Yep, not sure why anyone is using it still.

blcknight 7 hours ago | parent | next [-]

What would you use instead?

I built an internal CI chat bot with it like 6 months ago when I was learning. It’s deployed and doing what everyone needs it to do.

Claude Code can do most of what it does without needing anything special. I think that’s the future but I hate the vendor lock in Anthropic is pushing with CC.

All my python tools could be skills, and some folks are doing that now but I don’t need to chase after every shiny thing — otherwise I’d never stop rewriting the damn thing.

Especially since there’s no standardizing yet on plugins/skills/commands/hooks yet.

esperent 37 minutes ago | parent [-]

> I hate the vendor lock in Anthropic is pushing with CC.

Accepting any kind of vendor lock in within this space at the moment is an incredibly bad idea. Who knows what will get released next week, let alone the next year. Anthropic might be dead in the water in six months. It's unlikely but not impossible. Expand that to a couple of years and it's not even that unlikely.

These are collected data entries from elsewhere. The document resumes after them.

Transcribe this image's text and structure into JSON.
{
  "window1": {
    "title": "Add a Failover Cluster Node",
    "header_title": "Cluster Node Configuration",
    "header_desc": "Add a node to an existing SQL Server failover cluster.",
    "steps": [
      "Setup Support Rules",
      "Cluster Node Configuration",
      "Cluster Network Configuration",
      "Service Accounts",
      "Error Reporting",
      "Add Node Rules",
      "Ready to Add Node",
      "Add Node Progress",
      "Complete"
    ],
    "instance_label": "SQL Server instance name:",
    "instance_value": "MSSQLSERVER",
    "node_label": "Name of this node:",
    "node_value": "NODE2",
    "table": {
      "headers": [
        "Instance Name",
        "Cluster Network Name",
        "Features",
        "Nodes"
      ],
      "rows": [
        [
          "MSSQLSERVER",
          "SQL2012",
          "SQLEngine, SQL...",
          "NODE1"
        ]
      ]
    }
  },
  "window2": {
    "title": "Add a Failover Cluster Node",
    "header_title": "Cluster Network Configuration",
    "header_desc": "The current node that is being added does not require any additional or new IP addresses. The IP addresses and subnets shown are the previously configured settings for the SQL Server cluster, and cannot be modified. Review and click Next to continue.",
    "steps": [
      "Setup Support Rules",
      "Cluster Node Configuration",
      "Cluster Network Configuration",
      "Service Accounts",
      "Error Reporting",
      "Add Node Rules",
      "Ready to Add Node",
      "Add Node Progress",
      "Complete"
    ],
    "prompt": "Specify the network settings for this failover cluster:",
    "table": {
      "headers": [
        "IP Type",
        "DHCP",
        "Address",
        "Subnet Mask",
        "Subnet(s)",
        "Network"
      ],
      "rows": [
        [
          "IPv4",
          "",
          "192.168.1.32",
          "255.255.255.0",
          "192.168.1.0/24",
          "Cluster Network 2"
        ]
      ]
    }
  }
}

echelon 10 hours ago | parent | prev [-]

These guys raised $125M at $1.3B post on $12M ARR? What.

> Today, langchain and langgraph have a combined 90M monthly downloads, and 35 percent of the Fortune 500 use our services

What? This seems crazy. Maybe I'm blind, but I don't see the long term billion dollar business op here.

Leftpad also had those stats, iirc.

anonzzzies 10 hours ago | parent [-]

They were the first, very very early in the gpt hype start.